As much a force of nature as he is a film-maker, Takashi Miike is Japan’s greatest living director. Fearless and adept, he is able to bounce effortlessly between multiple styles and genres with ease. A combination of raw talent and a seemingly insatiable need to create means that he boasts a CV with more bulk than a telephone directory.
Miike has 100 directing credits to his name across film, TV and straight-to-video but a comparatively slim fraction of these have found acclaim or even attention outside of his home country. Riding the J-Horror wave in late 90s (heralded by Hideo Nakata’s seminal Ring ), Miike initially found fame in the West with astonishingly graphic movies which left unwitting audiences gasping.
As a result, he was dismissed by some as a sicko gore-hound who could only play a few notes on a cinematic trumpet of torture porn. What such critics failed to realise was that back in Japan, Miike had a rich and eclectic body of work behind him, having helmed comedies, action movies, dramas, family TV shows and even a musical.
Like his Western peers Martin Scorcese and David Lynch, Miike has an attraction to the visceral but is never limited by it. His reputation for ultra violence is deserved, with a sizeable chunk of his output devoted to no-punches-pulled yakuza films and his aforementioned horror fare, but there is so much more to this down to earth workhorse than meets the eye.

Takashi Miike

Born in Osaka, Miike graduated from Yokohama film school before cutting his teeth on TV work. His first forays into directing came via direct-to-video releases, where he was able to stretch his creative legs until he built his skill set even further – and finally got his name in movie theatres – with a slew of extreme crime dramas, as typified by the movie Shinjuku Triad Society in 1995. It was here that Miike solidified his mix of envelope-pushing violence coupled with bizarre, larger-than-life characters.

While cranking out Japanese grindhouse, however, Miike was still able to find time to try his hand at different genres, such as love story Andromedia and socio-ecological drama The Bird People in China, both of which were released in 1998. The following year, he would make the movie that finally broke him overseas.

Considering its reputation as a horror classic, Audition is a film that has very little graphic horror until its now-notorious climax. What precedes all that is a gentle, heartbreaking study on the nature of loneliness and the lengths some people will go to to try and circumvent it. Two years after Audition, Miike would make another J-horror landmark, the deliriously over-the-top Ichi The Killer. Depending on what you read or who you speak to, Ichi is the most violent film ever made, so hard to stomach that it is still banned in some countries. A more discerning eye, however, will see a film with a jet black sense of humour and a comic book sensibility far too outlandish to be taken even remotely seriously.

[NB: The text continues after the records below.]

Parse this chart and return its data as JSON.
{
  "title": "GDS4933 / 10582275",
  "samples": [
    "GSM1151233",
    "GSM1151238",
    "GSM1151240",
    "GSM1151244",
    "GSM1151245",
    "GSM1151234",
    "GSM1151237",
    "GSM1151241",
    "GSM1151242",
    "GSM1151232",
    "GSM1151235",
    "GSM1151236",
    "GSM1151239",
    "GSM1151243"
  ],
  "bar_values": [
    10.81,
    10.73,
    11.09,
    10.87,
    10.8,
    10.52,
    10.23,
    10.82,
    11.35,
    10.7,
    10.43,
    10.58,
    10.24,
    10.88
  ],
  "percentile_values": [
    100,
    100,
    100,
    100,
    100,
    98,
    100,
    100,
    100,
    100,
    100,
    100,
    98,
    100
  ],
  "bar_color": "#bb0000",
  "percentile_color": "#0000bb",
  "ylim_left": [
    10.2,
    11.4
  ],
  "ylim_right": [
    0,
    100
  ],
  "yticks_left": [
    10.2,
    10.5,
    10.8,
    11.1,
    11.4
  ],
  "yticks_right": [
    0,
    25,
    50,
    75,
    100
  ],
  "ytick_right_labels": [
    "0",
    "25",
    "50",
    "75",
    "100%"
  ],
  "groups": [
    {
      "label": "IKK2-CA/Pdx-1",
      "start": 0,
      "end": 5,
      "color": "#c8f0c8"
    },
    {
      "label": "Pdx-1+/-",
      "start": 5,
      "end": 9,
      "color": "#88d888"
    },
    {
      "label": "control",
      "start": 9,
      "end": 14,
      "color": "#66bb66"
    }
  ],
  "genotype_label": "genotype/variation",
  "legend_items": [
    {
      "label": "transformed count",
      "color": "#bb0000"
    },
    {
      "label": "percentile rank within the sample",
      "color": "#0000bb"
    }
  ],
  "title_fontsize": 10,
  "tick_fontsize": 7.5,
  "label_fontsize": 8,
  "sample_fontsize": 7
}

Both Ichi and Audition marked a watershed for Miike’s profile in the West and he started gaining arthouse credibility. But he had no interest in relocating to Hollywood or diluting his art, preferring instead to simply keep up the production line at his end. The usual slew of gangster movies, manga/anime adaptations and offbeat gems continued until 2010, when Miike unleashed one of his best-ever films, 13 Assassins.
The film is quintessential Miike, with the first two acts playing out as a sombre, beautifully-shot historical drama before a stupendous, hour-long climax, in which an army of 200 samurai face off against the titular assassins, hired to slay a sadistic warlord. As the film hurtles towards its grisly end the viewer can virtually smell the blood, so much of it having been mercilessly shed onscreen.
https://www.youtube.com/watch?v=NgPC74-Tde8
The film is a wonderful mix of styles, showcasing a maturity in Miike’s filmmaking technique. This maturity would be on display again in his melancholic period piece Hara-Kiri: Death Of A Samurai in 2011 and 2012’s thriller Straw Shield, which would be nominated for the Palme D’or at Cannes.

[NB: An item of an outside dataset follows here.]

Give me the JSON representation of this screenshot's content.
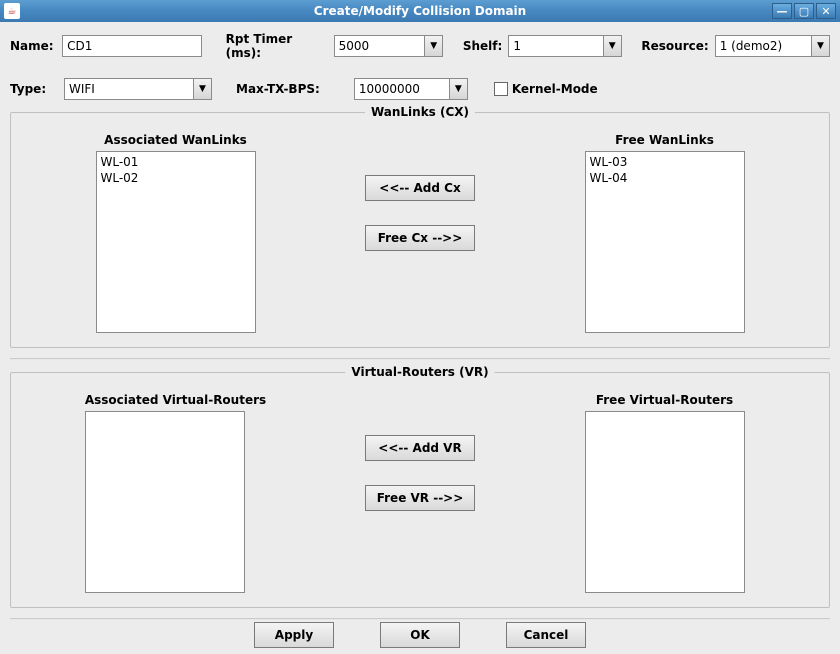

In recent years, Mike’s pace has been as breakneck as ever. He helmed an adaptation of Ace Attorney, the hugely popular video game in 2012 and came within spitting distance a few years ago of making his first English-language film, a crime drama set in post-World War II Tokyo with Tom Hardy playing an American soldier entangled with the yakuza. Sadly it did not come to be, but this year has seen the release in Japan of Miike’s 100th directorial effort, Blade Of The Immortal, an adaptation of the best-selling manga which is already being warmly received by critics. Following quickly on its heels is another manga adaptation, the hotly-anticipated JoJo’s Bizarre Adventure: Diamond Is Unbreakable Chapter 1.

In his own words: “I really enjoy working with limitations or restrictions. And if I find a space within the movie to express myself, I’m very happy. I am discovering myself as a director all the time.”